From Iceland — Mutilation, Right?

Mutilation, Right?

Published February 26, 2015

Mutilation Rites, Sinmara, Ophidian I @ Húrra

Mutilation, Right?
Photo by
Bogi Bjarnason

Mutilation Rites, Sinmara, Ophidian I @ Húrra

Ophidian I kick shit off with a frenzy of dizzying riffing and blasting brutality. Their music treads intricate paths of stunning technicality and succinct songwriting wrapped up in the blast furnace bellows of vocalist Ingó, who commands the stage like a flaxen-haired Franco.

Their mix is low, so as to keep each note clear in the ear of the teach death connoisseur – conveying skill over brute force. They could do with upping their antics a bit onstage in order to stand out in the death metal crowd to those drawn more by animated performances (rather than fixing their eyes on blurred fretboard gymnastics). Their vocalist does, however, deliver in spades in the antics department.

Mutilation, Right?- Bogi Bjarnason_1

Sinmara take stage with rancid renditions of the soundtrack to monotony, donning suits of heckle-magnet material. The grinding hymns to grimness that caress with violence on plastic bore with a vengeance on stage. With the splintering sub-genrefication of the black metal template and a “mainstream” following currently being attracted, loathe is them who package their fine product in the cloth of the dated and laughable.  Their stage presence is like manifest muzak and the eye quickly wanders to the art adorning the venue’s walls.

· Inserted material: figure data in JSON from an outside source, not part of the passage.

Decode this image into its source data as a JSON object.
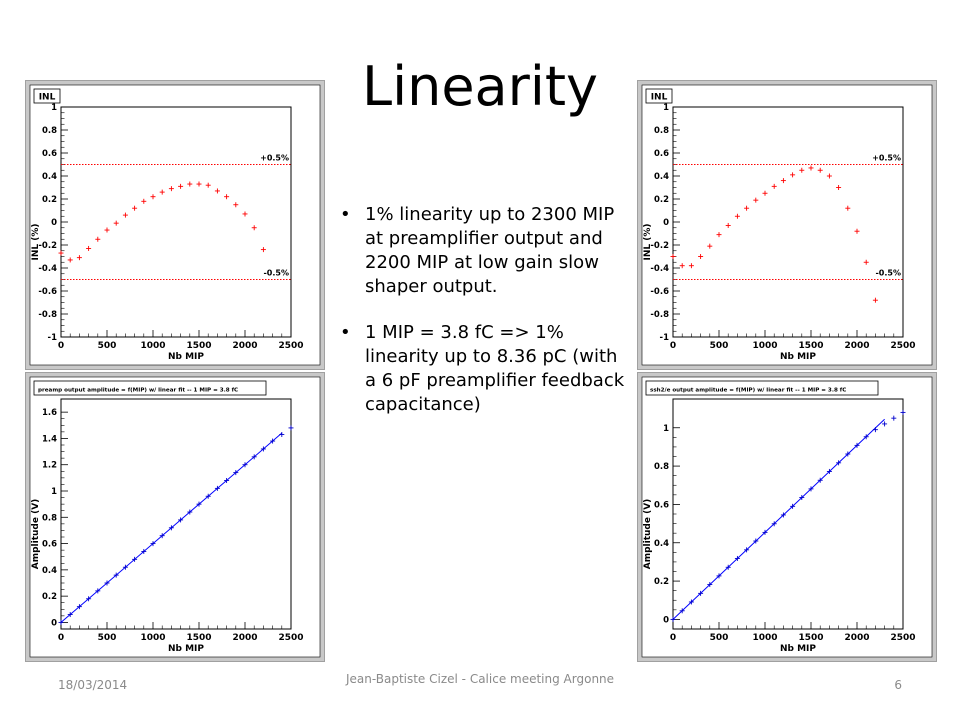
{
  "slide": {
    "title": "Linearity",
    "bullets": [
      "1% linearity up to 2300 MIP at preamplifier output and 2200 MIP at low gain slow shaper output.",
      "1 MIP = 3.8 fC => 1% linearity up to 8.36 pC (with a 6 pF preamplifier feedback capacitance)"
    ],
    "footer": {
      "date": "18/03/2014",
      "center": "Jean-Baptiste Cizel - Calice meeting Argonne",
      "page": "6"
    }
  },
  "chart_data": [
    {
      "type": "scatter",
      "title": "INL",
      "xlabel": "Nb MIP",
      "ylabel": "INL (%)",
      "xlim": [
        0,
        2500
      ],
      "ylim": [
        -1,
        1
      ],
      "xticks": [
        0,
        500,
        1000,
        1500,
        2000,
        2500
      ],
      "yticks": [
        -1,
        -0.8,
        -0.6,
        -0.4,
        -0.2,
        0,
        0.2,
        0.4,
        0.6,
        0.8,
        1
      ],
      "ytick_labels": [
        "-1",
        "-0.8",
        "-0.6",
        "-0.4",
        "-0.2",
        "0",
        "0.2",
        "0.4",
        "0.6",
        "0.8",
        "1"
      ],
      "marker_color": "#ff0000",
      "line_color": "#ff0000",
      "hlines": [
        {
          "y": 0.5,
          "label": "+0.5%"
        },
        {
          "y": -0.5,
          "label": "-0.5%"
        }
      ],
      "x": [
        0,
        100,
        200,
        300,
        400,
        500,
        600,
        700,
        800,
        900,
        1000,
        1100,
        1200,
        1300,
        1400,
        1500,
        1600,
        1700,
        1800,
        1900,
        2000,
        2100,
        2200
      ],
      "y": [
        -0.27,
        -0.33,
        -0.31,
        -0.23,
        -0.15,
        -0.07,
        -0.01,
        0.06,
        0.12,
        0.18,
        0.22,
        0.26,
        0.29,
        0.31,
        0.33,
        0.33,
        0.32,
        0.27,
        0.22,
        0.15,
        0.07,
        -0.05,
        -0.24
      ]
    },
    {
      "type": "scatter",
      "title": "INL",
      "xlabel": "Nb MIP",
      "ylabel": "INL (%)",
      "xlim": [
        0,
        2500
      ],
      "ylim": [
        -1,
        1
      ],
      "xticks": [
        0,
        500,
        1000,
        1500,
        2000,
        2500
      ],
      "yticks": [
        -1,
        -0.8,
        -0.6,
        -0.4,
        -0.2,
        0,
        0.2,
        0.4,
        0.6,
        0.8,
        1
      ],
      "ytick_labels": [
        "-1",
        "-0.8",
        "-0.6",
        "-0.4",
        "-0.2",
        "0",
        "0.2",
        "0.4",
        "0.6",
        "0.8",
        "1"
      ],
      "marker_color": "#ff0000",
      "line_color": "#ff0000",
      "hlines": [
        {
          "y": 0.5,
          "label": "+0.5%"
        },
        {
          "y": -0.5,
          "label": "-0.5%"
        }
      ],
      "x": [
        0,
        100,
        200,
        300,
        400,
        500,
        600,
        700,
        800,
        900,
        1000,
        1100,
        1200,
        1300,
        1400,
        1500,
        1600,
        1700,
        1800,
        1900,
        2000,
        2100,
        2200
      ],
      "y": [
        -0.3,
        -0.38,
        -0.38,
        -0.3,
        -0.21,
        -0.11,
        -0.03,
        0.05,
        0.12,
        0.19,
        0.25,
        0.31,
        0.36,
        0.41,
        0.45,
        0.47,
        0.45,
        0.4,
        0.3,
        0.12,
        -0.08,
        -0.35,
        -0.68
      ]
    },
    {
      "type": "scatter",
      "title": "preamp output amplitude = f(MIP) w/ linear fit -- 1 MIP = 3.8 fC",
      "xlabel": "Nb MIP",
      "ylabel": "Amplitude (V)",
      "xlim": [
        0,
        2500
      ],
      "ylim": [
        -0.05,
        1.7
      ],
      "xticks": [
        0,
        500,
        1000,
        1500,
        2000,
        2500
      ],
      "yticks": [
        0,
        0.2,
        0.4,
        0.6,
        0.8,
        1,
        1.2,
        1.4,
        1.6
      ],
      "ytick_labels": [
        "0",
        "0.2",
        "0.4",
        "0.6",
        "0.8",
        "1",
        "1.2",
        "1.4",
        "1.6"
      ],
      "marker_color": "#0000cc",
      "line_color": "#0000ff",
      "fit": {
        "slope": 0.0006,
        "intercept": 0,
        "x_range": [
          0,
          2400
        ]
      },
      "x": [
        0,
        100,
        200,
        300,
        400,
        500,
        600,
        700,
        800,
        900,
        1000,
        1100,
        1200,
        1300,
        1400,
        1500,
        1600,
        1700,
        1800,
        1900,
        2000,
        2100,
        2200,
        2300,
        2400,
        2500
      ],
      "y": [
        0,
        0.06,
        0.12,
        0.18,
        0.24,
        0.3,
        0.36,
        0.42,
        0.48,
        0.54,
        0.6,
        0.66,
        0.72,
        0.78,
        0.84,
        0.9,
        0.96,
        1.02,
        1.08,
        1.14,
        1.2,
        1.26,
        1.32,
        1.38,
        1.43,
        1.48
      ]
    },
    {
      "type": "scatter",
      "title": "ssh2/e output amplitude = f(MIP) w/ linear fit -- 1 MIP = 3.8 fC",
      "xlabel": "Nb MIP",
      "ylabel": "Amplitude (V)",
      "xlim": [
        0,
        2500
      ],
      "ylim": [
        -0.05,
        1.15
      ],
      "xticks": [
        0,
        500,
        1000,
        1500,
        2000,
        2500
      ],
      "yticks": [
        0,
        0.2,
        0.4,
        0.6,
        0.8,
        1
      ],
      "ytick_labels": [
        "0",
        "0.2",
        "0.4",
        "0.6",
        "0.8",
        "1"
      ],
      "marker_color": "#0000cc",
      "line_color": "#0000ff",
      "fit": {
        "slope": 0.000454,
        "intercept": 0,
        "x_range": [
          0,
          2300
        ]
      },
      "x": [
        0,
        100,
        200,
        300,
        400,
        500,
        600,
        700,
        800,
        900,
        1000,
        1100,
        1200,
        1300,
        1400,
        1500,
        1600,
        1700,
        1800,
        1900,
        2000,
        2100,
        2200,
        2300,
        2400,
        2500
      ],
      "y": [
        0,
        0.045,
        0.091,
        0.136,
        0.182,
        0.227,
        0.272,
        0.318,
        0.363,
        0.409,
        0.454,
        0.499,
        0.545,
        0.59,
        0.636,
        0.681,
        0.726,
        0.772,
        0.817,
        0.863,
        0.908,
        0.953,
        0.99,
        1.02,
        1.05,
        1.08
      ]
    }
  ]
}
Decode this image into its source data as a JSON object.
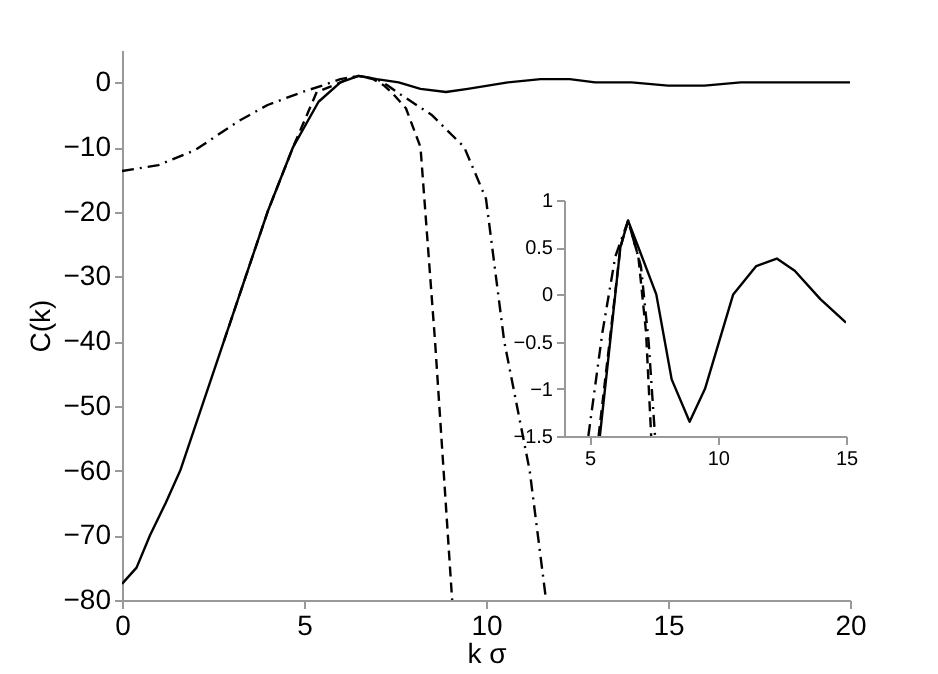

Mutilation Rites, however, break the black metal mould, and perform with the conviction afforded mainly to professional touring bands. Tyler the Fill Creator leads the charge with pounding relentlessness as he bangs the skins as if they were speed bags, and peppers the pugnacious pounding with fills as urgent as Greek debt relief.

Mutilation, Right?- Bogi Bjarnason_2

Michael “Shoehorn” Dimmit croaks like a demented old hag in the midst of her axe swinging death throes while Ryan “Blackened Tom” Jones sways back and forth like a pair of windshield vipers between growling spasms of vocal chord mutilation. Meanwhile George strums his sooty crust chords curiously as he cements the Rites aura of barely contained chaos.

The force is to be reckoned with, and it blasts its merry way with beats of deep seated determination and chord progressions as ravishing as they are rife with gloom and every song stops without a hint of foreshadowing on an unforeseen cymbal catch.